I I actually agree. From us as a sales organization as well as a vendor, because we all are sales forks, right? We are supposed to help you identify your pain points. You have this problem to fix, it might not be the technology to fix it you think you start from, but it we're gonna get you to. This endpoint, and it might not be because of a financial outcome, it might be to actually genuinely fix that pain point. And can you articulate that in your own mind, Mr. Customer? Can you understand how we're getting you from what you're doing today to where you're going tomorrow and where you want to be tomorrow? These are the big questions the vendor should be asking. And that sales process, that engagement, that articulation of the thought and the ability for us as a vendor to deliver that solution, these are the things that we need to get to grips with independent community.

SPEAKER_02

I'm gonna give my toothpaper as the final call.

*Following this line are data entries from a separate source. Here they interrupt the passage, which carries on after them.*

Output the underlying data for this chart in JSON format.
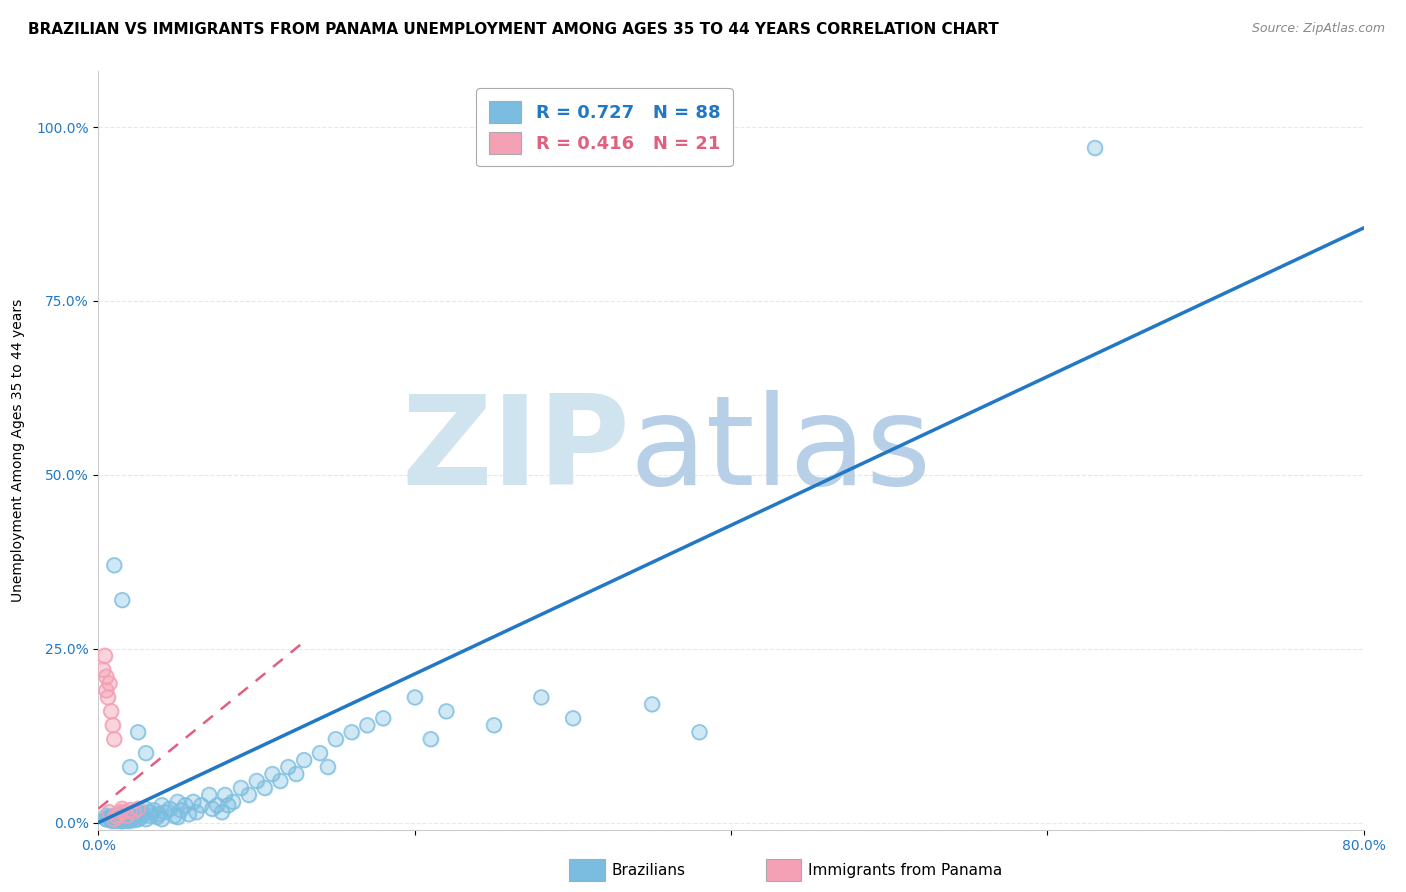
{
  "title": "BRAZILIAN VS IMMIGRANTS FROM PANAMA UNEMPLOYMENT AMONG AGES 35 TO 44 YEARS CORRELATION CHART",
  "source": "Source: ZipAtlas.com",
  "ylabel": "Unemployment Among Ages 35 to 44 years",
  "xlim": [
    0.0,
    0.8
  ],
  "ylim": [
    -0.01,
    1.08
  ],
  "xticks": [
    0.0,
    0.2,
    0.4,
    0.6,
    0.8
  ],
  "xtick_labels": [
    "0.0%",
    "",
    "",
    "",
    "80.0%"
  ],
  "yticks": [
    0.0,
    0.25,
    0.5,
    0.75,
    1.0
  ],
  "ytick_labels": [
    "0.0%",
    "25.0%",
    "50.0%",
    "75.0%",
    "100.0%"
  ],
  "blue_color": "#7bbde0",
  "pink_color": "#f4a0b5",
  "blue_line_color": "#2178c4",
  "pink_line_color": "#e06080",
  "blue_text_color": "#2178c4",
  "pink_text_color": "#e06080",
  "watermark_zip": "ZIP",
  "watermark_atlas": "atlas",
  "watermark_color": "#d0e4f0",
  "background_color": "#ffffff",
  "grid_color": "#e8e8e8",
  "title_fontsize": 11,
  "axis_label_fontsize": 10,
  "tick_fontsize": 10,
  "blue_R": 0.727,
  "blue_N": 88,
  "pink_R": 0.416,
  "pink_N": 21,
  "blue_line_x0": 0.0,
  "blue_line_y0": 0.0,
  "blue_line_x1": 0.8,
  "blue_line_y1": 0.855,
  "pink_line_x0": 0.0,
  "pink_line_y0": 0.02,
  "pink_line_x1": 0.13,
  "pink_line_y1": 0.26,
  "blue_scatter_x": [
    0.005,
    0.007,
    0.008,
    0.009,
    0.01,
    0.01,
    0.01,
    0.012,
    0.013,
    0.014,
    0.015,
    0.015,
    0.016,
    0.017,
    0.018,
    0.019,
    0.02,
    0.02,
    0.021,
    0.022,
    0.023,
    0.025,
    0.025,
    0.027,
    0.028,
    0.03,
    0.03,
    0.032,
    0.033,
    0.035,
    0.037,
    0.038,
    0.04,
    0.04,
    0.042,
    0.045,
    0.048,
    0.05,
    0.05,
    0.052,
    0.055,
    0.057,
    0.06,
    0.062,
    0.065,
    0.07,
    0.072,
    0.075,
    0.078,
    0.08,
    0.082,
    0.085,
    0.09,
    0.095,
    0.1,
    0.105,
    0.11,
    0.115,
    0.12,
    0.125,
    0.13,
    0.14,
    0.145,
    0.15,
    0.16,
    0.17,
    0.18,
    0.2,
    0.21,
    0.22,
    0.25,
    0.28,
    0.3,
    0.35,
    0.38,
    0.025,
    0.03,
    0.01,
    0.015,
    0.02,
    0.005,
    0.007,
    0.008,
    0.01,
    0.012,
    0.013,
    0.63,
    0.005
  ],
  "blue_scatter_y": [
    0.005,
    0.008,
    0.003,
    0.007,
    0.01,
    0.003,
    0.005,
    0.012,
    0.005,
    0.003,
    0.008,
    0.002,
    0.004,
    0.007,
    0.003,
    0.005,
    0.01,
    0.003,
    0.006,
    0.008,
    0.004,
    0.015,
    0.005,
    0.008,
    0.012,
    0.02,
    0.005,
    0.015,
    0.01,
    0.018,
    0.008,
    0.012,
    0.025,
    0.005,
    0.015,
    0.02,
    0.01,
    0.03,
    0.008,
    0.018,
    0.025,
    0.012,
    0.03,
    0.015,
    0.025,
    0.04,
    0.02,
    0.025,
    0.015,
    0.04,
    0.025,
    0.03,
    0.05,
    0.04,
    0.06,
    0.05,
    0.07,
    0.06,
    0.08,
    0.07,
    0.09,
    0.1,
    0.08,
    0.12,
    0.13,
    0.14,
    0.15,
    0.18,
    0.12,
    0.16,
    0.14,
    0.18,
    0.15,
    0.17,
    0.13,
    0.13,
    0.1,
    0.37,
    0.32,
    0.08,
    0.005,
    0.008,
    0.006,
    0.004,
    0.003,
    0.005,
    0.97,
    0.01
  ],
  "pink_scatter_x": [
    0.003,
    0.004,
    0.005,
    0.005,
    0.006,
    0.007,
    0.007,
    0.008,
    0.009,
    0.01,
    0.01,
    0.011,
    0.012,
    0.013,
    0.014,
    0.015,
    0.016,
    0.018,
    0.02,
    0.022,
    0.025
  ],
  "pink_scatter_y": [
    0.22,
    0.24,
    0.19,
    0.21,
    0.18,
    0.2,
    0.015,
    0.16,
    0.14,
    0.12,
    0.005,
    0.01,
    0.008,
    0.012,
    0.015,
    0.02,
    0.015,
    0.01,
    0.018,
    0.015,
    0.02
  ]
}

I about six years ago, five, six years ago, I did a day's training with an AI expert who at the time we always joked that he was a wizard because he was doing this training and showing stuff on a very early build of ChatGPT that blew my mind. And it was a whole day where we could ask him questions and he'd give us little examples, we did little uh tests of our own, and we spent this just one day learning about the AI fundamentals, we learned about like these how it works. And the best thing I ever did was provided to me by a company I used to work for at the time, and at the time I didn't really have an application in my head that I would use it for, but it gave me this grounding, I think every single MSP to take the senior leadership team and maybe a couple of people, the departmental heads or keen enthusiasts, and get some paid-for structured training. Because at the moment, just playing around with Chat GPT or something co-pilot is just not the same. Get someone to teach you the fun same way we got sales training or technical training or Microsoft training or Cisco training, get some training, and from there you can start to have sensible decisions. Until you do that, you're quite you're not actually committing, you're just playing around the edge, and it's gonna cost money. Let's be very honest. Good training is not free, but it's probably worth every single penny. Right, so that's it. We've just that's we've done AI. We've unpacked AI in 25 minutes. So, Alex Chris, thank you for joining us and thank you for joining Talking Channel on our AI special. We'll see you soon.